Donna Montran and “Chin Chin” play at the Oil City Opera House in Oil City, Pennsylvania on 15 March 1920
We know that “Chin-Chin” played at the Franklin Opera House in Franklin, PA, on March 12th. Certainly, the troupe played somewhere Saturday and Sunday, the 13th and 14th, but I have not discovered where—Yet.
Preshow Advertising appears to have begun on March 10th with a standard “Announcement to the Public” about the show coming. The same announcement ran on March 11th. There was also an “Amusements Ad” which spoke about Charles Dillingham and his previous successes and about some of the music in the show. That ad ran again on March 12th. There is no mention of Donna nor her role in the show.[i]

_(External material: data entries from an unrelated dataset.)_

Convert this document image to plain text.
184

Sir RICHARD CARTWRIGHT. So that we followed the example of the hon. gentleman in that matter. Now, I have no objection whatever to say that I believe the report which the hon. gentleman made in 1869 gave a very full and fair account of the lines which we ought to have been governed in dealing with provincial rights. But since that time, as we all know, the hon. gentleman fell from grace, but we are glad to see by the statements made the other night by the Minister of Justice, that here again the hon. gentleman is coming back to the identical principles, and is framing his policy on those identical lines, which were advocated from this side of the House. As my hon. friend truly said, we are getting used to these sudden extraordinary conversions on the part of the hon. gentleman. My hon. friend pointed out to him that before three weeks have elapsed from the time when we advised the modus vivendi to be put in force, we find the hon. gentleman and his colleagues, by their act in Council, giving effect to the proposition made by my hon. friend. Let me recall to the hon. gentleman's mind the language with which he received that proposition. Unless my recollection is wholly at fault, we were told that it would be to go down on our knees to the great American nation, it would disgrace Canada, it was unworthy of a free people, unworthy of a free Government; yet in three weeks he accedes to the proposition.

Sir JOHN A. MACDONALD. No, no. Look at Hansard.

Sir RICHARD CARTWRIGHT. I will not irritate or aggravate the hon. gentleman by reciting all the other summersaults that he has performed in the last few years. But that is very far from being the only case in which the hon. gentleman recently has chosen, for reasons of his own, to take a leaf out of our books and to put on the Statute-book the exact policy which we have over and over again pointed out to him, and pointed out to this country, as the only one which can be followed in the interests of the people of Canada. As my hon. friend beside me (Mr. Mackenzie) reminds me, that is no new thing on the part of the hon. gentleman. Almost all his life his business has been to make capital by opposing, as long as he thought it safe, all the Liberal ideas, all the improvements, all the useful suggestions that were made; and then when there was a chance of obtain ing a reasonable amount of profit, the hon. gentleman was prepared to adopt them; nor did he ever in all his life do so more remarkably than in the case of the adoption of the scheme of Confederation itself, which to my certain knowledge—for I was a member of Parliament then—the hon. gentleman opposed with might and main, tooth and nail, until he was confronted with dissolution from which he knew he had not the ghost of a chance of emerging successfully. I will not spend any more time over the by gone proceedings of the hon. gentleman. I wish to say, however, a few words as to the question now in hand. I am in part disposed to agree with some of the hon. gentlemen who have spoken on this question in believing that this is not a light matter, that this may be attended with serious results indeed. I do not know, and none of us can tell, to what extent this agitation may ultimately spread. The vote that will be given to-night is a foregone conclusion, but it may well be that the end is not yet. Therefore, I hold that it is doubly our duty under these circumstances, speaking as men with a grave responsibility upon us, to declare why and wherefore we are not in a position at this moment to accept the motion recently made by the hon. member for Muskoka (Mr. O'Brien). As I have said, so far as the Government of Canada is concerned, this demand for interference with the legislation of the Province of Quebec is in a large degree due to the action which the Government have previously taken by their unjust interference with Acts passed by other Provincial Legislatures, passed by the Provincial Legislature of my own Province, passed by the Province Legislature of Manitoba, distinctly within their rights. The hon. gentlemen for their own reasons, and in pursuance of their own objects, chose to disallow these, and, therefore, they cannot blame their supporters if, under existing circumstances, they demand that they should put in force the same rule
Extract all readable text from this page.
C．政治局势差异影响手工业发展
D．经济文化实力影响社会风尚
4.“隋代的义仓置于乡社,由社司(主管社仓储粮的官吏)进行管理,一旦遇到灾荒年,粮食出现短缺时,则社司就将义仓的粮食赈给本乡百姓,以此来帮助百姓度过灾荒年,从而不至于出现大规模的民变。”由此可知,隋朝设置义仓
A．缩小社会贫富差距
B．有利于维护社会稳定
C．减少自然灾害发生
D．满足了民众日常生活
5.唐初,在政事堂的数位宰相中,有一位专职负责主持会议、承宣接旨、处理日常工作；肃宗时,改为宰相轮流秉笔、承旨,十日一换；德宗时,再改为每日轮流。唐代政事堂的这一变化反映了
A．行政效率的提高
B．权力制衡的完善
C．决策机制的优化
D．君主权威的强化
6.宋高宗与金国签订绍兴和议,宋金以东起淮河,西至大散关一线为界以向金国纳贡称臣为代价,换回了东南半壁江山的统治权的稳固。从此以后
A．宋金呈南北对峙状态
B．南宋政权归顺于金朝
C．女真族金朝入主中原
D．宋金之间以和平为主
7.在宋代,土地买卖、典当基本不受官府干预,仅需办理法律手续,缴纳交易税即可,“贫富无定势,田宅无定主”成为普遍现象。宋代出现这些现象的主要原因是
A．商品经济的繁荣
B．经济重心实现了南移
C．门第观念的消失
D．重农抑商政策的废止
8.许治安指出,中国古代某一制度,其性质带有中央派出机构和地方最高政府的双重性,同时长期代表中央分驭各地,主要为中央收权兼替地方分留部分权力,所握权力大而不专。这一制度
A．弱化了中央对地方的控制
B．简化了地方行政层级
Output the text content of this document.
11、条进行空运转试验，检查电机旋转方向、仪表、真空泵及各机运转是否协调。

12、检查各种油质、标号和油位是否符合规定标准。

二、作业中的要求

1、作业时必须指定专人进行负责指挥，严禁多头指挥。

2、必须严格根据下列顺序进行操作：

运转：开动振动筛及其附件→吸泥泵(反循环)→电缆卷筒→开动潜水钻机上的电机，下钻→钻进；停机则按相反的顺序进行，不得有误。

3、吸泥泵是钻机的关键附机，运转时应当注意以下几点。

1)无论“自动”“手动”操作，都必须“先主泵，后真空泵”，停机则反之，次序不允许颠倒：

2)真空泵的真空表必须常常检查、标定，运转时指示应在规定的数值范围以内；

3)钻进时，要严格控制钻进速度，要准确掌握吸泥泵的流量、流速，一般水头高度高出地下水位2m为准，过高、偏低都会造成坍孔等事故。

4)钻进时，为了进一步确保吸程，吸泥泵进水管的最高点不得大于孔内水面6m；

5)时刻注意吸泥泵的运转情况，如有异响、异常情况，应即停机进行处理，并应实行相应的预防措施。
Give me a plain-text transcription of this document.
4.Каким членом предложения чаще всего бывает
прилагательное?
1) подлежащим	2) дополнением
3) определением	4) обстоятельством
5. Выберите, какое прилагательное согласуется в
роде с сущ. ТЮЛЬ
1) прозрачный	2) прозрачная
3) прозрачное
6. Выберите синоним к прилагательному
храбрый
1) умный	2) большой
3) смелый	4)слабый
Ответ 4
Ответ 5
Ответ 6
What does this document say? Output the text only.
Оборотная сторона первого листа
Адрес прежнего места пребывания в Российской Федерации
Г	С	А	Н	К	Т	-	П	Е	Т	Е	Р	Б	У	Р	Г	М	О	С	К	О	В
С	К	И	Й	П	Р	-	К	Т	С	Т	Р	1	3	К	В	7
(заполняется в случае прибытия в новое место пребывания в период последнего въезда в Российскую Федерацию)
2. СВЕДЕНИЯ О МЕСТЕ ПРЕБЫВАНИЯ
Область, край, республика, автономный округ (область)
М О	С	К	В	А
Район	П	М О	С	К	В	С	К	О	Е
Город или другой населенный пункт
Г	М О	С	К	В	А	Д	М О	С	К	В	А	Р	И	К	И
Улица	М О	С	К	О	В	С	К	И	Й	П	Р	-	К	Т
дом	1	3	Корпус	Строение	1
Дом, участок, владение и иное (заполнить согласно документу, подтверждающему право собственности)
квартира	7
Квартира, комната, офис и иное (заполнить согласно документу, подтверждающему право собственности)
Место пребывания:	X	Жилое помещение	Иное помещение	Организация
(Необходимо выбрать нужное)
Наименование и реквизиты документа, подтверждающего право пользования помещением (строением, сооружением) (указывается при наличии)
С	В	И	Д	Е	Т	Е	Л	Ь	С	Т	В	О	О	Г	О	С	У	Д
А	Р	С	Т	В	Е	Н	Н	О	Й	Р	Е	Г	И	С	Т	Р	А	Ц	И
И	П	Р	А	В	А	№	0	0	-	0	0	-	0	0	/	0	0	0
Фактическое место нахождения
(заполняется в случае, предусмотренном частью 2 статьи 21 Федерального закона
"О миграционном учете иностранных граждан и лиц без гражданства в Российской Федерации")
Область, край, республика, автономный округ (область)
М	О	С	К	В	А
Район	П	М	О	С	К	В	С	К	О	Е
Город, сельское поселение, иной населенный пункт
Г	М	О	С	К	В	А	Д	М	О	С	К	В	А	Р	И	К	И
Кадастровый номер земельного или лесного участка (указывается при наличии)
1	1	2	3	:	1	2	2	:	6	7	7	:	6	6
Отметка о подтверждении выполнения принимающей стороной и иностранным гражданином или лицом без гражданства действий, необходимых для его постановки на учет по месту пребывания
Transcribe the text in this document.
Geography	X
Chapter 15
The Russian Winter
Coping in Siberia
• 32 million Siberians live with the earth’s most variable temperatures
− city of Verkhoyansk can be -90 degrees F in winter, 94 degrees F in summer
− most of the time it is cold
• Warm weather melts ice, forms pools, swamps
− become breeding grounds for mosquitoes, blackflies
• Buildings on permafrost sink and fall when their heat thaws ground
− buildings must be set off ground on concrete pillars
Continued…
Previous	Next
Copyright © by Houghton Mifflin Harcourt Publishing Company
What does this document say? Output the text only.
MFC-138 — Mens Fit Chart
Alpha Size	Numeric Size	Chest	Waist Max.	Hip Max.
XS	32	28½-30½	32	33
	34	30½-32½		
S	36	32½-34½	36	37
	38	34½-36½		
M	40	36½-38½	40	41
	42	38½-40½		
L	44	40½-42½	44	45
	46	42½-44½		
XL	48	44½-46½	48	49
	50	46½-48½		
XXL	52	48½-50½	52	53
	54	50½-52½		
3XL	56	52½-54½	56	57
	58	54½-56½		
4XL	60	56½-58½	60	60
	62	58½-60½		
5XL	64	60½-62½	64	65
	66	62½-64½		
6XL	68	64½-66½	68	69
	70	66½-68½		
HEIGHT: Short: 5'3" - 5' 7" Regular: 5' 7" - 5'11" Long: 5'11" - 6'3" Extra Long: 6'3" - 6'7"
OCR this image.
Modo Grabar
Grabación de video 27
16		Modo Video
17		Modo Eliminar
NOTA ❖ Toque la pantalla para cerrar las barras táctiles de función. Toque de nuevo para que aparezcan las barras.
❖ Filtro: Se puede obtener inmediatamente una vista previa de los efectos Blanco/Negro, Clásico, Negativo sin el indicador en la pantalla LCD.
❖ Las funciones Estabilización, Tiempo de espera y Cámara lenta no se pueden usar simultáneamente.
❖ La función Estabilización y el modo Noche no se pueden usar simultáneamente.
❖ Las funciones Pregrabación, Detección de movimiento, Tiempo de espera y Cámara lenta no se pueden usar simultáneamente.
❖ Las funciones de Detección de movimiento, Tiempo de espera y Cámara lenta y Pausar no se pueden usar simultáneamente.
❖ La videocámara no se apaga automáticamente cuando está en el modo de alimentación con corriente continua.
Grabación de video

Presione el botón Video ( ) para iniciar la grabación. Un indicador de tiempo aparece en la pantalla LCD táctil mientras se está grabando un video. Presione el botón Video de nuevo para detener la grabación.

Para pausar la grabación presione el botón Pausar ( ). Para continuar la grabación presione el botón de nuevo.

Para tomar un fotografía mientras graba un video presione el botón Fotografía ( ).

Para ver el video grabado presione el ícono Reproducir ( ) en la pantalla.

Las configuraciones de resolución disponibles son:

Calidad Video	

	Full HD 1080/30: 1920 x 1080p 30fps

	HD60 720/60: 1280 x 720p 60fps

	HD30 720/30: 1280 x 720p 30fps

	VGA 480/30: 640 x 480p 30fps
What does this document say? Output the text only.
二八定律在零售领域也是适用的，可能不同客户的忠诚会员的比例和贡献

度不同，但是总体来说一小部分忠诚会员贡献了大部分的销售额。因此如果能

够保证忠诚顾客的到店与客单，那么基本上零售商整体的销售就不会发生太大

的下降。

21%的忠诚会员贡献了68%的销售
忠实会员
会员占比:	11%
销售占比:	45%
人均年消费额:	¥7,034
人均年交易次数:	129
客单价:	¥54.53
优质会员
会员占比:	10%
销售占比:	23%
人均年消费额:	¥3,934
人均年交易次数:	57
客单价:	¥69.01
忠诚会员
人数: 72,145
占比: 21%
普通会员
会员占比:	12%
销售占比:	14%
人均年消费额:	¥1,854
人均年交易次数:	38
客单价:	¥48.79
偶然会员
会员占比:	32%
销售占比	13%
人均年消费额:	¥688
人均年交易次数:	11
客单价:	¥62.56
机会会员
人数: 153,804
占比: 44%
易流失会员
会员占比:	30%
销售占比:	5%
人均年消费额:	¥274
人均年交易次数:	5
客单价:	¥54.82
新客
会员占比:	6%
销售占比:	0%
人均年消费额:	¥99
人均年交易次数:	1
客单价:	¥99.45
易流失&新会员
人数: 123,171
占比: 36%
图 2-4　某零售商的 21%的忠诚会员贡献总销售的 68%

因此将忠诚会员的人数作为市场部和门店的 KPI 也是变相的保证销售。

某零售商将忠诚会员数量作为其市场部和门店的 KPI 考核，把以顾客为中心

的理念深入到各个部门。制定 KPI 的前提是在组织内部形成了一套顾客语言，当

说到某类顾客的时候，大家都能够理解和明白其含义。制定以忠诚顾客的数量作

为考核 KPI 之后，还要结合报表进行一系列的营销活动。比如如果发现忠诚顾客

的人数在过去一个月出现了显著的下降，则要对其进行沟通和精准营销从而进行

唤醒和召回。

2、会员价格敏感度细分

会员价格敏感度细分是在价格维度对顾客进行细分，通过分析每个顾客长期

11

On the 12th ran a common “girls ad” for the show (See above.) and on the 13th a different advertisement ran. There was no Sunday paper for the News-Herald. The show may have sold out before Monday the 15th because there were no ads in the Monday paper.
I have not found any reviews or post-show information on this presentation.
Oil City Opera House
The Oil City Opera House is one of the few theaters that do not appear to have made the transition into film. It is not listed in any of the theater guides I have found. The Julius Cahn Gus Hill Theatrical Guide for 1913-1914 reports that the Oil City Opera House seated 1,023 people – 389 on the lower floor, 302 in the Balcony, 300 in the Gallery, and 32 in the box seats. The stage was 32 ¼ x 24 feet.[ii]
The Julius Cahn guild mentions that there were two newspapers, in Oil City, first the Blizzard with a circulation of 3,000 and the “Derrick” with a circulation of 6,075. I have not found either of them available online. The newspaper articles and advertising I have found are from the “News-Herald” in Franklin, PA, which is about 8 miles away.
The Oil City Opera House was first built in 1872 at the head of Center street. It burned in February 1884. In the summer of 1885, several businessmen purchased the site and began construction of a new opera house. The site again burned during the 1890s.[iii] I’m not sure what would be considered “the head of Center Street.” But based on my guess, today it currently appears to be the site of an old (1940s?), abandoned bank building and a parking lot.
[i] The News-Herald (Franklin, Pennsylvania) · Wed, Mar 10, 1920, · Page 10, via Newspapers.com.
[ii] The Julius Cahn Gus Hill Theatrical Guide for 1913-1914, Page 589.